Additionally, you could start seeing stars and black out during the course of the vertical marathon. Dr. Tian explains, "You may suffer from disorientation and giddiness from repetitively running in the same direction and the lack of visual stimuli can lead to falls and injuries." 

Race Day Strategy
To avoid getting dizzy on your way up, Dr. Tian suggests a simple trick - avoid focusing on a fixed point like your feet or the few steps at eye level. "Instead, look up and down the flight of stairs as you ascend. This provides stimuli for the balance and coordination centres in the brain," the Singapore Sports Medicine Centre Deputy Medical Director explains." And remember to wear comfortable shoes that provide good cushioning and ankle stability.

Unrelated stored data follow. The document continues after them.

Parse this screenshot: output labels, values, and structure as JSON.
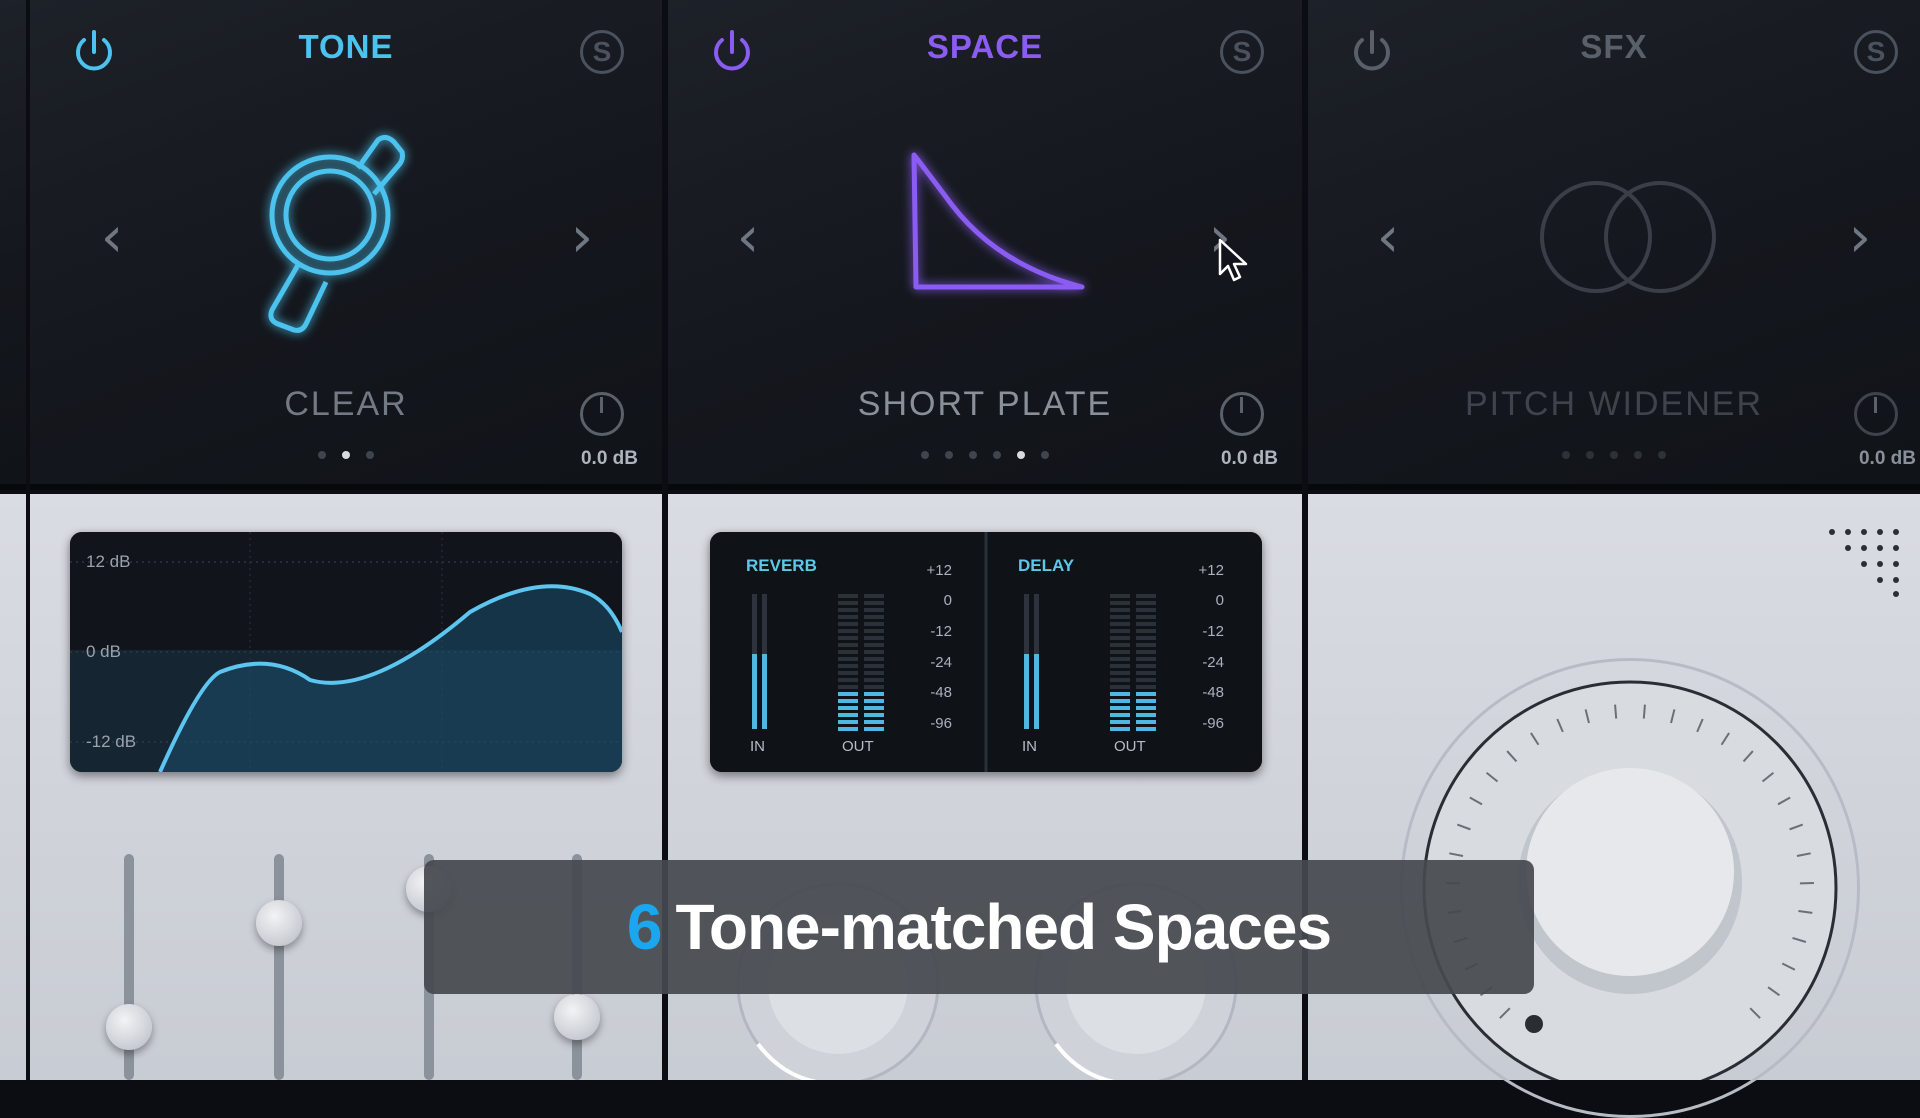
{
  "modules": [
    {
      "title": "TONE",
      "preset": "CLEAR",
      "gain": "0.0 dB",
      "solo": "S",
      "dots": 3,
      "active_dot": 1,
      "accent": "#4cc3ee"
    },
    {
      "title": "SPACE",
      "preset": "SHORT PLATE",
      "gain": "0.0 dB",
      "solo": "S",
      "dots": 6,
      "active_dot": 4,
      "accent": "#8a5cf2"
    },
    {
      "title": "SFX",
      "preset": "PITCH WIDENER",
      "gain": "0.0 dB",
      "solo": "S",
      "dots": 5,
      "active_dot": -1,
      "accent": "#5a6069"
    }
  ],
  "eq": {
    "labels": [
      "12 dB",
      "0 dB",
      "-12 dB"
    ]
  },
  "meters": {
    "reverb": {
      "title": "REVERB",
      "in": "IN",
      "out": "OUT"
    },
    "delay": {
      "title": "DELAY",
      "in": "IN",
      "out": "OUT"
    },
    "scale": [
      "+12",
      "0",
      "-12",
      "-24",
      "-48",
      "-96"
    ]
  },
  "caption": {
    "number": "6",
    "text": "Tone-matched Spaces"
  },
  "colors": {
    "tone_accent": "#4cc3ee",
    "space_accent": "#8a5cf2",
    "caption_number": "#1aa7f0"
  }
}
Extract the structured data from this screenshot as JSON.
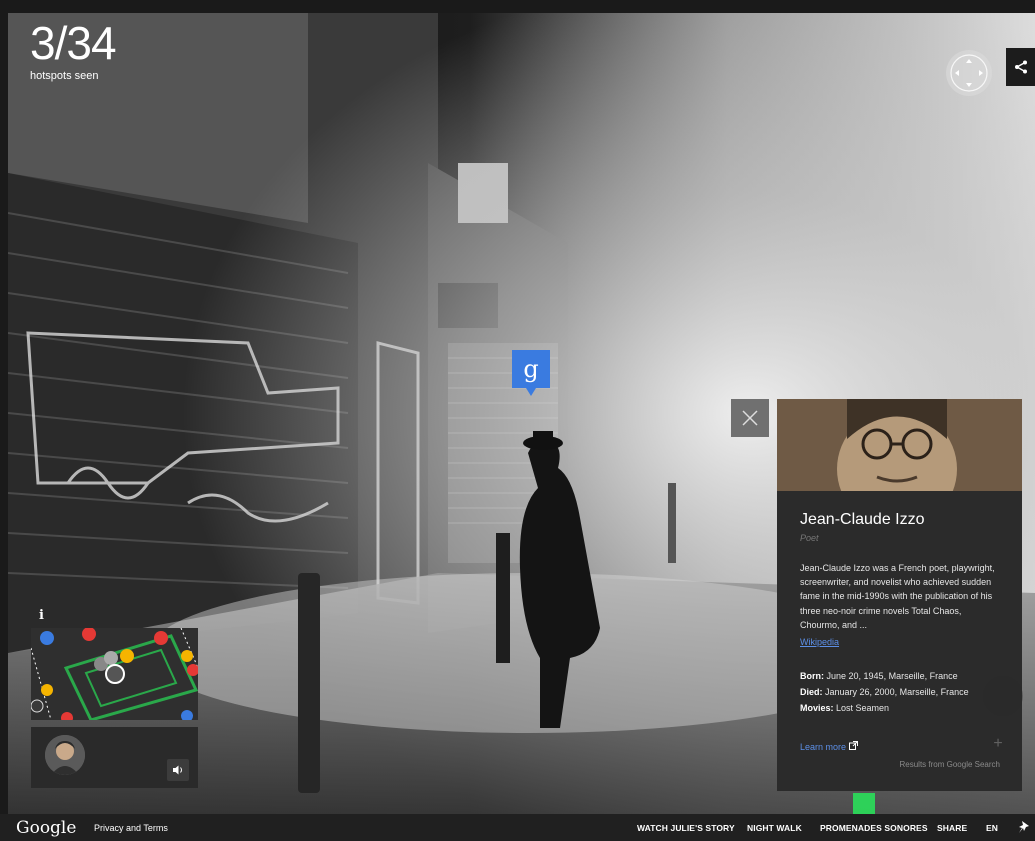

The night before, make sure you clock at least 8 hours of sleep, recommends Dr. Tian, along with a carbohydrate-rich supper to top up your muscle glycogen stores. On the day itself, opt for a light breakfast (mainly carbs, low fat, low protein) two hours before the event. Make sure you also consume enough fluids (water or sports drink) an hour or two before kick-off (avoid coffee, tea, carbonated sodas or high-fat drinks like Milo). No food or drinks are allowed along the staircase so you should power up prior to the flag-off!

Suzy suggests you go slow if you're a beginner."I strongly recommend that you start at a very easy pace - you will be surprised at how quickly you will get tired and how tough it becomes. It is very easy to go too fast at the beginning and then really struggle. 72 floors is a long way and the aim is to reach the top," the veteran vertical marathoner advises. But she also adds, "You will be rewarded with a great sense of achievement...and an amazing view."